The US Department of Education recently released a guidance document in an attempt to influence educator effectiveness reform across the US:
… states must develop plans by next June that make sure that public schools comply with existing federal law requiring that “poor and minority children are not taught at higher rates than other children by inexperienced, unqualified or out-of-field teachers.”
…In an increasingly rare show of agreement with the Obama administration, Randi Weingarten, the president of the American Federation of Teachers, the country’s second largest teachers’ union, welcomed the guidance.
“We’re supporting this process because the rhetoric around this process has changed from ‘Just come up with the data and we will sanction you if the data doesn’t look right,’ ” Ms. Weingarten said in a telephone interview, “to ‘What’s the plan to attract and support and retain qualified and well-prepared teachers for the kids who need it most.’ ”
But other education advocates said they were concerned that the guidance could lack teeth. “The very real risk is that this just becomes a big compliance paperwork exercise,” said Daria Hall, K-12 policy director at the Education Trust, a nonprofit group that advocates for racial minority students and low-income children, “and nothing actually happens on behalf of kids.”
- At a minimum, state plans have to consider whether low-income and minority kids are being taught by inexperienced, ineffective, or unqualified teachers at a rate that’s higher than other students in the state. That’s not really a new or surprising requirement: It’s something that state were supposed to have been doing the past 12 years under NCLB, which was signed into law in 2002.
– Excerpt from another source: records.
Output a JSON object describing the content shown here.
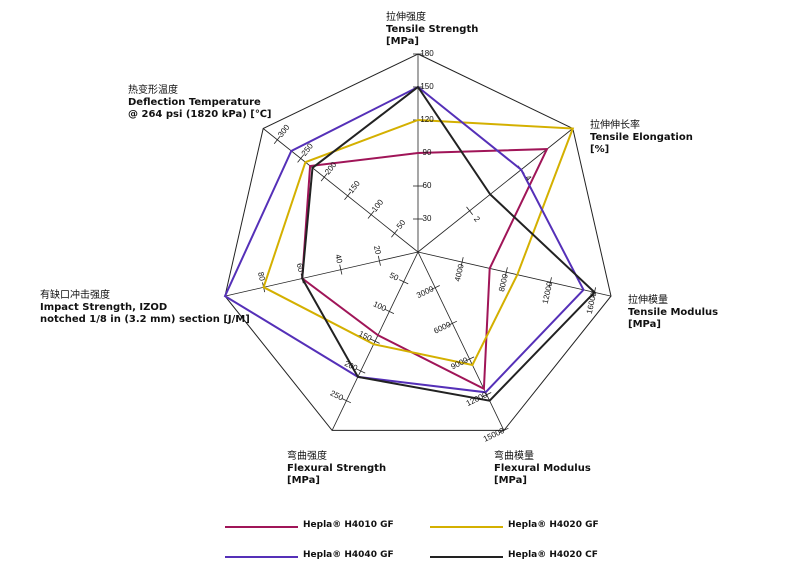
{
  "chart_data": {
    "type": "radar",
    "axes": [
      {
        "lines": [
          "拉伸强度",
          "Tensile Strength",
          "[MPa]"
        ],
        "ticks": [
          30,
          60,
          90,
          120,
          150,
          180
        ],
        "max": 180
      },
      {
        "lines": [
          "拉伸伸长率",
          "Tensile Elongation",
          "[%]"
        ],
        "ticks": [
          2,
          4
        ],
        "max": 6
      },
      {
        "lines": [
          "拉伸模量",
          "Tensile Modulus",
          "[MPa]"
        ],
        "ticks": [
          4000,
          8000,
          12000,
          16000
        ],
        "max": 17500
      },
      {
        "lines": [
          "弯曲模量",
          "Flexural Modulus",
          "[MPa]"
        ],
        "ticks": [
          3000,
          6000,
          9000,
          12000,
          15000
        ],
        "max": 15000
      },
      {
        "lines": [
          "弯曲强度",
          "Flexural Strength",
          "[MPa]"
        ],
        "ticks": [
          50,
          100,
          150,
          200,
          250
        ],
        "max": 300
      },
      {
        "lines": [
          "有缺口冲击强度",
          "Impact Strength, IZOD",
          "notched 1/8 in (3.2 mm) section [J/M]"
        ],
        "ticks": [
          20,
          40,
          60,
          80
        ],
        "max": 100
      },
      {
        "lines": [
          "热变形温度",
          "Deflection Temperature",
          "@ 264 psi (1820 kPa) [℃]"
        ],
        "ticks": [
          50,
          100,
          150,
          200,
          250,
          300
        ],
        "max": 330
      }
    ],
    "series": [
      {
        "name": "Hepla® H4010 GF",
        "color": "#a01558",
        "values": [
          90,
          5,
          6500,
          11500,
          140,
          60,
          230
        ]
      },
      {
        "name": "Hepla® H4020 GF",
        "color": "#d4b000",
        "values": [
          120,
          6,
          9000,
          9500,
          155,
          80,
          240
        ]
      },
      {
        "name": "Hepla® H4040 GF",
        "color": "#5530b8",
        "values": [
          150,
          4,
          15000,
          11800,
          210,
          100,
          270
        ]
      },
      {
        "name": "Hepla® H4020 CF",
        "color": "#222222",
        "values": [
          150,
          2.8,
          16000,
          12500,
          210,
          60,
          225
        ]
      }
    ]
  }
}
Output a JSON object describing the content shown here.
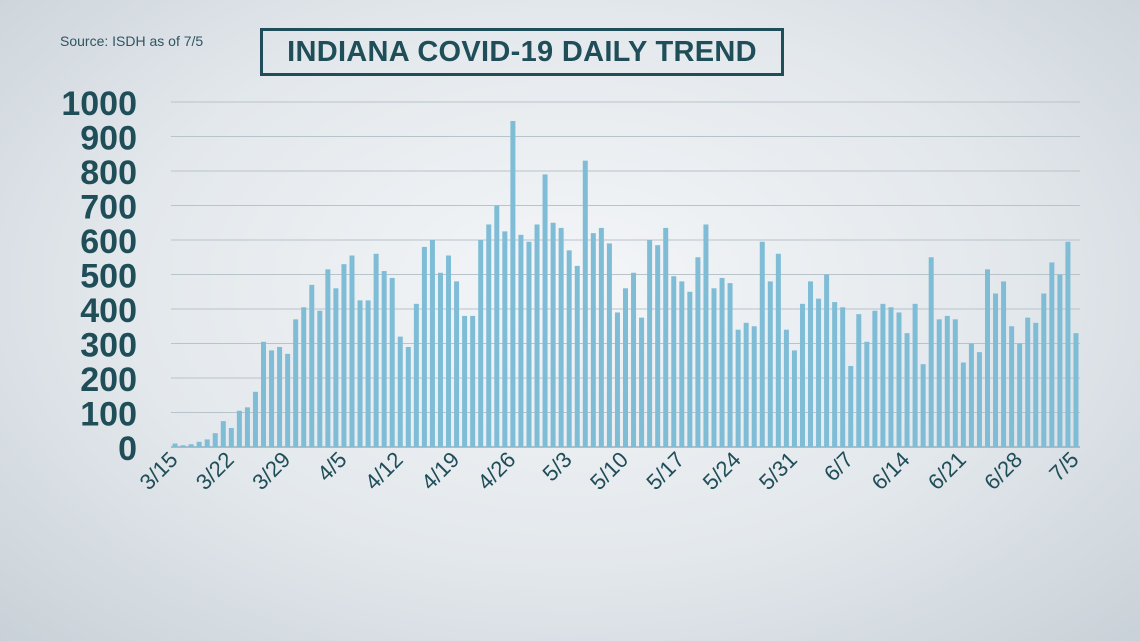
{
  "source": "Source: ISDH as of 7/5",
  "title": "INDIANA COVID-19 DAILY TREND",
  "colors": {
    "bar": "#7fbcd6",
    "text": "#1f4e59",
    "grid": "#b9c3ca"
  },
  "chart_data": {
    "type": "bar",
    "title": "INDIANA COVID-19 DAILY TREND",
    "xlabel": "",
    "ylabel": "",
    "ylim": [
      0,
      1000
    ],
    "yticks": [
      0,
      100,
      200,
      300,
      400,
      500,
      600,
      700,
      800,
      900,
      1000
    ],
    "grid": true,
    "x_start": "3/15",
    "x_end": "7/5",
    "xtick_labels": [
      "3/15",
      "3/22",
      "3/29",
      "4/5",
      "4/12",
      "4/19",
      "4/26",
      "5/3",
      "5/10",
      "5/17",
      "5/24",
      "5/31",
      "6/7",
      "6/14",
      "6/21",
      "6/28",
      "7/5"
    ],
    "values": [
      10,
      5,
      8,
      15,
      22,
      40,
      75,
      55,
      105,
      115,
      160,
      305,
      280,
      290,
      270,
      370,
      405,
      470,
      395,
      515,
      460,
      530,
      555,
      425,
      425,
      560,
      510,
      490,
      320,
      290,
      415,
      580,
      600,
      505,
      555,
      480,
      380,
      380,
      600,
      645,
      700,
      625,
      945,
      615,
      595,
      645,
      790,
      650,
      635,
      570,
      525,
      830,
      620,
      635,
      590,
      390,
      460,
      505,
      375,
      600,
      585,
      635,
      495,
      480,
      450,
      550,
      645,
      460,
      490,
      475,
      340,
      360,
      350,
      595,
      480,
      560,
      340,
      280,
      415,
      480,
      430,
      500,
      420,
      405,
      235,
      385,
      305,
      395,
      415,
      405,
      390,
      330,
      415,
      240,
      550,
      370,
      380,
      370,
      245,
      300,
      275,
      515,
      445,
      480,
      350,
      300,
      375,
      360,
      445,
      535,
      500,
      595,
      330
    ]
  }
}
- States aren’t required to use any specific strategies to fix their equity gaps. They can consider things like targeted professional development, giving educators more time for collaboration, revamping teacher preparation at post-secondary institutions, and coming up with new compensation systems.
- States have to consult broadly with stakeholders to get a sense of the problem and what steps should be taken to address it.
- States also have to figure out the “root causes” of teacher distribution gaps, and then figure out a way to work with districts to address them. For instance, if a state decides that the “root cause” of inequitable teacher distribution is lack of support and professional development for teachers, it would have to find a way to work with institutions of higher education and other potential partners to get educators the help they need, by hiring mentors or coaches, for example. States can consider the “geographical” context of districts when making these decisions. (In other words, states may want to try a different set of interventions on rural schools as opposed to urban and suburban schools.)
“The guidance released here — it’s honestly pretty fluffy, it’s just a non-binding plan,” Chad Aldeman, associate partner at the nonprofit Bellwether Education Partners, told The Huffington Post.
And the Washington Post, in Trying to Get Better Teachers into Nation’s Poor Classrooms, concludes:
Daniel A. Domenech, executive director of the American Association of School Administrators, said the move by the Obama administration is well-intentioned but will have little impact.
“Effective teachers tend to be attracted to districts that pay higher salaries and have what might be referred to as better working conditions,” he said. “This just ignores the whole question of poverty. There seem to be blinders on the part of our policymakers in that they refuse to acknowledge the impact of poverty on our educational system.”